For 10 years, the Rev. Henry Heffernan ministered to patients and their families undergoing treatment at the National Institutes of Health (NIH) W.G. Magnuson Clinical Center, the nation's premier medical research facility.

The Catholic priest suddenly lost his job in 2004 but was reinstated in February 2007 after two federal review panels found that the reverend was a target of "discriminatory and retaliatory animus." According to the Washington Post, religious bias within the NIH chaplain corps is a growing problem, leading to the termination of at least three clergy and causing an unusually high turn-over rate.

The problems seem to emanate from O. Ray Fitzgerald, a Methodist minister and former director of the NIH clinical center's spiritual ministry department.

Former colleagues say the Rev. Fitzgerald harbored animus toward Catholics and Jews and he did not hide his biases while running the department. He frequently referred to the staff's only rabbi, Reeve Brenner, as "the butthead Jew," "that crass Jew" or just "that Jew."
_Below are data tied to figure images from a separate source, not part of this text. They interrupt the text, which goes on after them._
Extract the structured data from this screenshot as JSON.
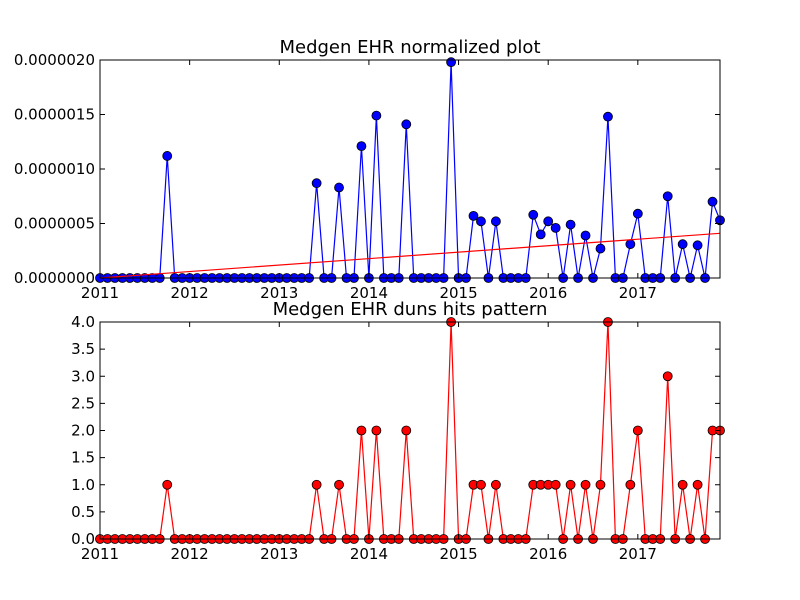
{
  "colors": {
    "top_series": "#0000ff",
    "top_trend": "#ff0000",
    "bottom_series": "#ff0000",
    "marker_edge": "#000000"
  },
  "chart_data": [
    {
      "type": "line",
      "title": "Medgen EHR normalized plot",
      "xlabel": "",
      "ylabel": "",
      "x_ticks": [
        "2011",
        "2012",
        "2013",
        "2014",
        "2015",
        "2016",
        "2017"
      ],
      "y_ticks": [
        "0.0000000",
        "0.0000005",
        "0.0000010",
        "0.0000015",
        "0.0000020"
      ],
      "xlim": [
        "2011-01",
        "2017-12"
      ],
      "ylim": [
        0,
        2e-06
      ],
      "grid": false,
      "series": [
        {
          "kind": "line-markers",
          "color": "#0000ff",
          "x": [
            "2011-01",
            "2011-02",
            "2011-03",
            "2011-04",
            "2011-05",
            "2011-06",
            "2011-07",
            "2011-08",
            "2011-09",
            "2011-10",
            "2011-11",
            "2011-12",
            "2012-01",
            "2012-02",
            "2012-03",
            "2012-04",
            "2012-05",
            "2012-06",
            "2012-07",
            "2012-08",
            "2012-09",
            "2012-10",
            "2012-11",
            "2012-12",
            "2013-01",
            "2013-02",
            "2013-03",
            "2013-04",
            "2013-05",
            "2013-06",
            "2013-07",
            "2013-08",
            "2013-09",
            "2013-10",
            "2013-11",
            "2013-12",
            "2014-01",
            "2014-02",
            "2014-03",
            "2014-04",
            "2014-05",
            "2014-06",
            "2014-07",
            "2014-08",
            "2014-09",
            "2014-10",
            "2014-11",
            "2014-12",
            "2015-01",
            "2015-02",
            "2015-03",
            "2015-04",
            "2015-05",
            "2015-06",
            "2015-07",
            "2015-08",
            "2015-09",
            "2015-10",
            "2015-11",
            "2015-12",
            "2016-01",
            "2016-02",
            "2016-03",
            "2016-04",
            "2016-05",
            "2016-06",
            "2016-07",
            "2016-08",
            "2016-09",
            "2016-10",
            "2016-11",
            "2016-12",
            "2017-01",
            "2017-02",
            "2017-03",
            "2017-04",
            "2017-05",
            "2017-06",
            "2017-07",
            "2017-08",
            "2017-09",
            "2017-10",
            "2017-11",
            "2017-12"
          ],
          "values": [
            0,
            0,
            0,
            0,
            0,
            0,
            0,
            0,
            0,
            1.12e-06,
            0,
            0,
            0,
            0,
            0,
            0,
            0,
            0,
            0,
            0,
            0,
            0,
            0,
            0,
            0,
            0,
            0,
            0,
            0,
            8.7e-07,
            0,
            0,
            8.3e-07,
            0,
            0,
            1.21e-06,
            0,
            1.49e-06,
            0,
            0,
            0,
            1.41e-06,
            0,
            0,
            0,
            0,
            0,
            1.98e-06,
            0,
            0,
            5.7e-07,
            5.2e-07,
            0,
            5.2e-07,
            0,
            0,
            0,
            0,
            5.8e-07,
            4e-07,
            5.2e-07,
            4.6e-07,
            0,
            4.9e-07,
            0,
            3.9e-07,
            0,
            2.7e-07,
            1.48e-06,
            0,
            0,
            3.1e-07,
            5.9e-07,
            0,
            0,
            0,
            7.5e-07,
            0,
            3.1e-07,
            0,
            3e-07,
            0,
            7e-07,
            5.3e-07
          ]
        },
        {
          "kind": "trend-line",
          "color": "#ff0000",
          "x": [
            "2011-01",
            "2017-12"
          ],
          "values": [
            0,
            4.1e-07
          ]
        }
      ]
    },
    {
      "type": "line",
      "title": "Medgen EHR duns hits pattern",
      "xlabel": "",
      "ylabel": "",
      "x_ticks": [
        "2011",
        "2012",
        "2013",
        "2014",
        "2015",
        "2016",
        "2017"
      ],
      "y_ticks": [
        "0.0",
        "0.5",
        "1.0",
        "1.5",
        "2.0",
        "2.5",
        "3.0",
        "3.5",
        "4.0"
      ],
      "xlim": [
        "2011-01",
        "2017-12"
      ],
      "ylim": [
        0,
        4
      ],
      "grid": false,
      "series": [
        {
          "kind": "line-markers",
          "color": "#ff0000",
          "x": [
            "2011-01",
            "2011-02",
            "2011-03",
            "2011-04",
            "2011-05",
            "2011-06",
            "2011-07",
            "2011-08",
            "2011-09",
            "2011-10",
            "2011-11",
            "2011-12",
            "2012-01",
            "2012-02",
            "2012-03",
            "2012-04",
            "2012-05",
            "2012-06",
            "2012-07",
            "2012-08",
            "2012-09",
            "2012-10",
            "2012-11",
            "2012-12",
            "2013-01",
            "2013-02",
            "2013-03",
            "2013-04",
            "2013-05",
            "2013-06",
            "2013-07",
            "2013-08",
            "2013-09",
            "2013-10",
            "2013-11",
            "2013-12",
            "2014-01",
            "2014-02",
            "2014-03",
            "2014-04",
            "2014-05",
            "2014-06",
            "2014-07",
            "2014-08",
            "2014-09",
            "2014-10",
            "2014-11",
            "2014-12",
            "2015-01",
            "2015-02",
            "2015-03",
            "2015-04",
            "2015-05",
            "2015-06",
            "2015-07",
            "2015-08",
            "2015-09",
            "2015-10",
            "2015-11",
            "2015-12",
            "2016-01",
            "2016-02",
            "2016-03",
            "2016-04",
            "2016-05",
            "2016-06",
            "2016-07",
            "2016-08",
            "2016-09",
            "2016-10",
            "2016-11",
            "2016-12",
            "2017-01",
            "2017-02",
            "2017-03",
            "2017-04",
            "2017-05",
            "2017-06",
            "2017-07",
            "2017-08",
            "2017-09",
            "2017-10",
            "2017-11",
            "2017-12"
          ],
          "values": [
            0,
            0,
            0,
            0,
            0,
            0,
            0,
            0,
            0,
            1,
            0,
            0,
            0,
            0,
            0,
            0,
            0,
            0,
            0,
            0,
            0,
            0,
            0,
            0,
            0,
            0,
            0,
            0,
            0,
            1,
            0,
            0,
            1,
            0,
            0,
            2,
            0,
            2,
            0,
            0,
            0,
            2,
            0,
            0,
            0,
            0,
            0,
            4,
            0,
            0,
            1,
            1,
            0,
            1,
            0,
            0,
            0,
            0,
            1,
            1,
            1,
            1,
            0,
            1,
            0,
            1,
            0,
            1,
            4,
            0,
            0,
            1,
            2,
            0,
            0,
            0,
            3,
            0,
            1,
            0,
            1,
            0,
            2,
            2
          ]
        }
      ]
    }
  ]
}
Greek Orthodox lay minister Edar Rogler, told the Post that "[Fitzgerald] would not refer to the rabbi ever by his name. It was always, 'that Jew, that Jew.'" Rev. Gary Johnson, who left in 2002, said his boss once told him that he "didn't want rabbis and Catholic priests in the department."

Rogler was terminated the day she notified her boss that she would testify on Rev. Heffernan's behalf before the Equal Employment Opportunity Commission and the Merit Systems Protection Board, the two federal panels that handled Heffernan's wrongful termination complaint. She has filed her own lawsuit in federal court, in which she says "NIH officials hatched a plan, 'Operation Clean Sweep,' to purge the staff members who cooperated with the priest's complaint."

NIH officials protected Fitzgerald's behavior and conjured up false reasons to terminate the chaplains. They "endorsed intolerance, and they reinforced intolerance with intolerance," said Brenner. Rabbi Brenner testified on Rev. Heffernan's behalf before the federal panels and was subsequently fired in February 2007.

It appears as though the NIH was not just protecting one employee's religious bias, but also an epidemic of discrimination, animus and indifference in the hospital's chaplain corps.

The department does not currently publicize the religious affiliations of its chaplains, but it wasn't a very diverse bunch as of October 2000. The six person staff, responsible for serving over 7,000 inpatients a year, consisted of three Protestant ministers, two Catholic priests and one rabbi. A Muslim employee in the scientific research department was tapped to minister to Muslim patients and arrangements were made for minority religious leaders to come in when needed.

The lack of religious diversity among staff is disconcerting considering the NIH treats people from around the world and 40 percent of their patients self-identify as non-Christian. Even more disconcerting, especially to Rev. Heffernan, was Rev. Fitzgerald's "one size fits all" approach to ministry.

Fitzgerald would order non-Catholic priests to minister to Catholic patients, rabbis to minister to Muslims and Protestants to minister to Jews. Basically, there was no distinction between religious beliefs or practices. Rev. Heffernan explained to the Post that this was a serious problem because "non-Catholic chaplains are unable to perform the Catholic sacraments, such as hearing confessions and performing last rites."

This approach is a detriment not only to the chaplain's role as spiritual leader, but to the patients' desire for guidance in a time of crisis. Publicly paid chaplains exist to serve the needs of people who cannot otherwise access religious resources (prisoners, service members and hospital patients, for example). Not allowing patients access to the religious leader of their choice violates their freedom of conscience and may well hamper their physical and mental recovery.

The mess at NIH underscores why taxpayer-supported chaplains are such a bad idea. The family of a hospitalized person should make arrangements for spiritual needs with whatever religious leader they want -- privately. But if taxpayers are going to fund public chaplaincies, we must make certain that religious discrimination is a non-issue and patients' needs are put front and center. The public chaplaincy is not a place to practice or protect religious bias.